Outside of HP's official channel, however, a drive twice as large is installed on a N-Class. Two, in fact. Matt Perdue reports that his Hill Country Technologies site boasts a N-Class with a pair of 146GB drives inside. The Seagate ST3146855LC spins at 15,000 RPM, too, a faster rate than anything HP ever put in a 3000. Perdue said he picked up his drives from online reseller CDW.com.
Older 3000s, however, need single-ended drives for internal use, according to Allegro Consulting's Donna Hofmeister. She says the 3000's drive size limit is controlled by two factors: internal versus external, and HP "blessed," or off-the-shelf specified.
Hofmeister, who joined Allegro's customer support operations after many years at Longs Drugs managing 3000s, said the Longs systems accessed disk clusters, called LUNs, of many hundreds of GB.
The "blessed" question was debated from the late '90s onward between HP engineers and 3000 consultants and veterans.

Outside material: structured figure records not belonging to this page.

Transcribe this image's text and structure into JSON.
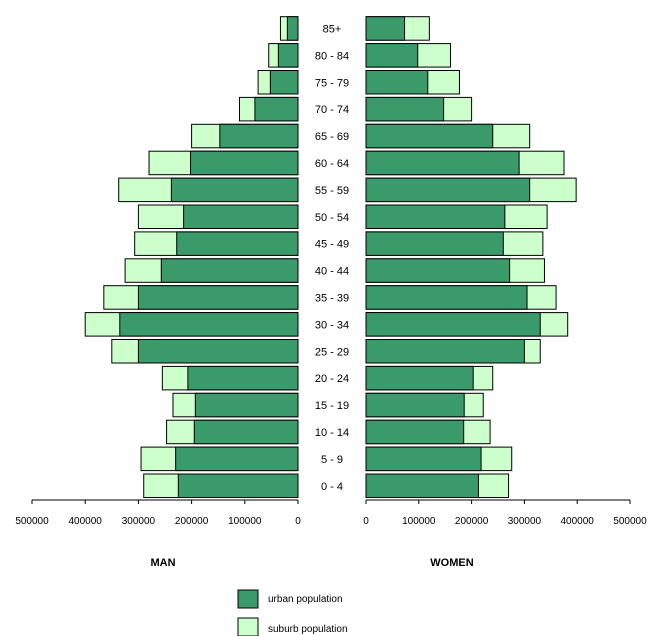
{
  "chart_data": {
    "type": "bar",
    "subtype": "population-pyramid",
    "orientation": "horizontal",
    "colors": {
      "urban": "#3a9a6a",
      "suburb": "#ccffcc",
      "edge": "#000000"
    },
    "categories": [
      "0 - 4",
      "5 - 9",
      "10 - 14",
      "15 - 19",
      "20 - 24",
      "25 - 29",
      "30 - 34",
      "35 - 39",
      "40 - 44",
      "45 - 49",
      "50 - 54",
      "55 - 59",
      "60 - 64",
      "65 - 69",
      "70 - 74",
      "75 - 79",
      "80 - 84",
      "85+"
    ],
    "panels": [
      {
        "side": "left",
        "title": "MAN",
        "xlim": [
          0,
          500000
        ],
        "ticks": [
          500000,
          400000,
          300000,
          200000,
          100000,
          0
        ],
        "tick_labels": [
          "500000",
          "400000",
          "300000",
          "200000",
          "100000",
          "0"
        ],
        "series": [
          {
            "name": "urban population",
            "values": [
              225000,
              230000,
              195000,
              193000,
              207000,
              300000,
              335000,
              300000,
              257000,
              228000,
              215000,
              238000,
              202000,
              147000,
              81000,
              52000,
              37000,
              20000
            ]
          },
          {
            "name": "suburb population",
            "values": [
              290000,
              295000,
              247000,
              235000,
              255000,
              350000,
              400000,
              365000,
              325000,
              307000,
              300000,
              337000,
              280000,
              200000,
              110000,
              75000,
              55000,
              33000
            ]
          }
        ]
      },
      {
        "side": "right",
        "title": "WOMEN",
        "xlim": [
          0,
          500000
        ],
        "ticks": [
          0,
          100000,
          200000,
          300000,
          400000,
          500000
        ],
        "tick_labels": [
          "0",
          "100000",
          "200000",
          "300000",
          "400000",
          "500000"
        ],
        "series": [
          {
            "name": "urban population",
            "values": [
              213000,
              218000,
              185000,
              186000,
              203000,
              300000,
              330000,
              305000,
              272000,
              260000,
              263000,
              310000,
              290000,
              240000,
              147000,
              117000,
              98000,
              73000
            ]
          },
          {
            "name": "suburb population",
            "values": [
              270000,
              276000,
              235000,
              222000,
              240000,
              330000,
              382000,
              360000,
              338000,
              335000,
              343000,
              398000,
              375000,
              310000,
              200000,
              177000,
              160000,
              120000
            ]
          }
        ]
      }
    ],
    "legend": {
      "position": "bottom",
      "items": [
        {
          "label": "urban population",
          "color": "#3a9a6a"
        },
        {
          "label": "suburb population",
          "color": "#ccffcc"
        }
      ]
    }
  }
}
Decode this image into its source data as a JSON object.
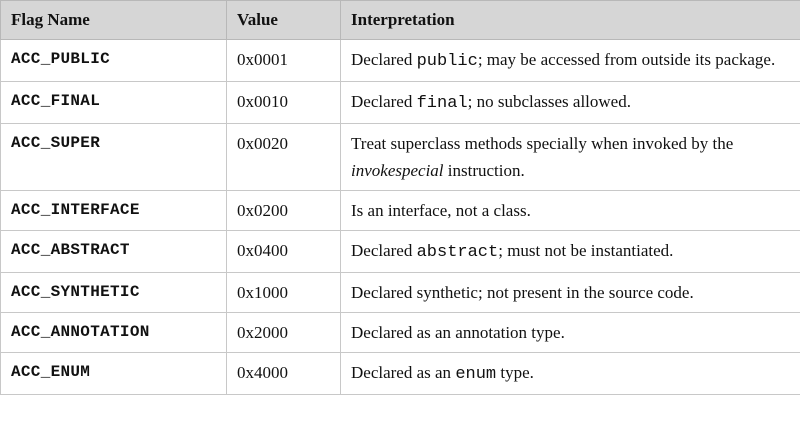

HP would only support disc devices that passed its extraordinary reliability tests. Nobody was surprised that only HP-branded discs ever got this blessing for the 3000. Once disk storage got inexpensive, drives from the same manufacturers who sourced to HP gained a following with the veterans.
"There’s the whole supported/blessed/holy aspect to the question," Hofmeister said. "[The Client Systems] answer is technically correct. On the other hand, my current favorite MPE system to torture has a 400-plus GB drive attached to it, and it works great. I certainly wouldn’t classify this disc as falling into the supported/blessed/holy category."
HP released patches to MPE/iX 7.5 to make this possible. The project the vendor called "Large Disk" gives 3000 users "the ability to initialize an MPE/iX disk volume of up to 512 GB on SCSI-2 compliant disks. SCSI-2 Disks that are larger than 512GB will be truncated at the 512GB limit and the space beyond 512GB will not be usable by the MPE/iX Operating System or any user applications running under MPE."
HP started the engineering to release the patches for the 6.5 and 7.0 versions of MPE/iX, but never finished testing for those more common versions of MPE/iX. The 7.5 patches, available for download from HP's ITRC, are
MPEMXT3 SCSI Disk Driver Update
MPEMXT4 SSM Optimization (>87GB)
MPEMXU7 CIERR.PUB.SYS, CICATERR.PUB.SYS
HP sells a disk of 300GB that might qualify for "blessing" if the labs had ever put the device through the 3000 tests. But the vendor has always erred on the side of caution about larger drives, even in an era when disk had become cheaper than $2 a GB. HP's Jim Hawkins offered a white paper on Large Disk that advised caution for using 3000 disks larger than 36GB.
The other aspect of HP's blessing a larger disk is tied to HP's support of a 3000. But as of the end of next year, HP's support exit will eliminate that issue. HP never did support the full drive bus speed for the larger disks. 3000s get only Ultra-160 throughput, while HP-UX supports Ultra-320 on the very same devices.
Those larger disks offer a significant value over the blessed drives. CDW sells the 146GB device for $256. The HP drive with half that capacity sells for $273. It's important to order a parallel SCSI version (LC) when purchasing a drive. SAS drives are replacing the LC drives and cost much less.